Published December 4, 2012 - Muscat Daily
Anyone who has been to Salalah in the past year or so will have noticed the humongous fortress being built on our main highway (or what we call a main highway, but what is rather a narrow old road with several dolled up roundabouts that contribute to the worst traffic jams during rush hour). Ladies and gentlemen, that towering fortress is soon to become Dhofar’s first shopping mall. Do I hear cheers? Or were those moans?
The arrival of a state-of-the-art shopping mall in Salalah may be the making or breaking of this town. I tend to think the latter may be more appropriate. Before you pounce on me, rest assured that although crowds terrify me, I have nothing against shopping malls. Shopping malls mean more opportunities to buy things I don’t need. Shopping malls mean an occasional visit to the cinema. Shopping malls mean the possibility of a decent cup of coffee every once in a while. Shopping malls mean people-watching and a cool escape during the summer. You see, I have nothing against malls…as long as they steer clear of my hometown!
While shopping centres seem to be growing like mushrooms in Muscat, we have done a pretty good job down south of keeping the commercial world of malls and franchises at bay for the past couple of decades. The pace of life in Dhofar is a little slow, but that’s okay. It’s how we like it. Many visitors who come to Salalah complain that there is ‘nothing to do’ and that we need a dose of ‘modern civilisation’. When asked what they mean by modern civilisation, it always comes down to shopping malls. These types of conversations always make me laugh. Since when are shopping malls considered the pillars of civilisation?
If you think I’m being a pessimist, let me tell you a story. Nearly 15 years ago my family and I visited a small town in the middle of Kentucky, US. The town consisted of a bunch of farms, a church, a main street that boasted tens of boarded up little shops and restaurants that had gone out of business, and naturally… a big shopping centre.

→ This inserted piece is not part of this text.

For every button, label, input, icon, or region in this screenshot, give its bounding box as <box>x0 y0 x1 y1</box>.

As honoured foreign guests, the shopping mall was the first ‘attraction’ we were taken to by the eager locals. It had become the town centre where locals spent much of their time and money. That one building had destroyed the spirit of the town and robbed it of its local economy. I’m not saying the same exact scenario will take place in Salalah, but I know local businesses and people will be affected.

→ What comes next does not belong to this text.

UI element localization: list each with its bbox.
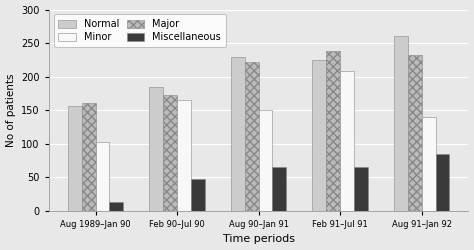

The South of Oman is very special. Before the world of crude materialism comes storming into Salalah, I invite you to come and visit. Browse through traditional stores in Al Haffa or Al Salam Street, eat a delicious meal at a hole-in-the-wall Pakistani restaurant or a little Thai eatery tucked between farms in Dahariz.
Sip hot chai on the beach at sunset with your feet in the sand and watch circles of old men play cards while younger kids play soccer. Drive through the mountains and take a peek at the little farms while their owners are out herding the animals. Drive around aimlessly. Go fishing. Take a dip in the ocean at sunrise. Talk to locals. Walk through coconut and banana plantations while sipping chilled coconut water. Savour the town that so many of us cherish and never want to leave. Salalah as we know it is about to change.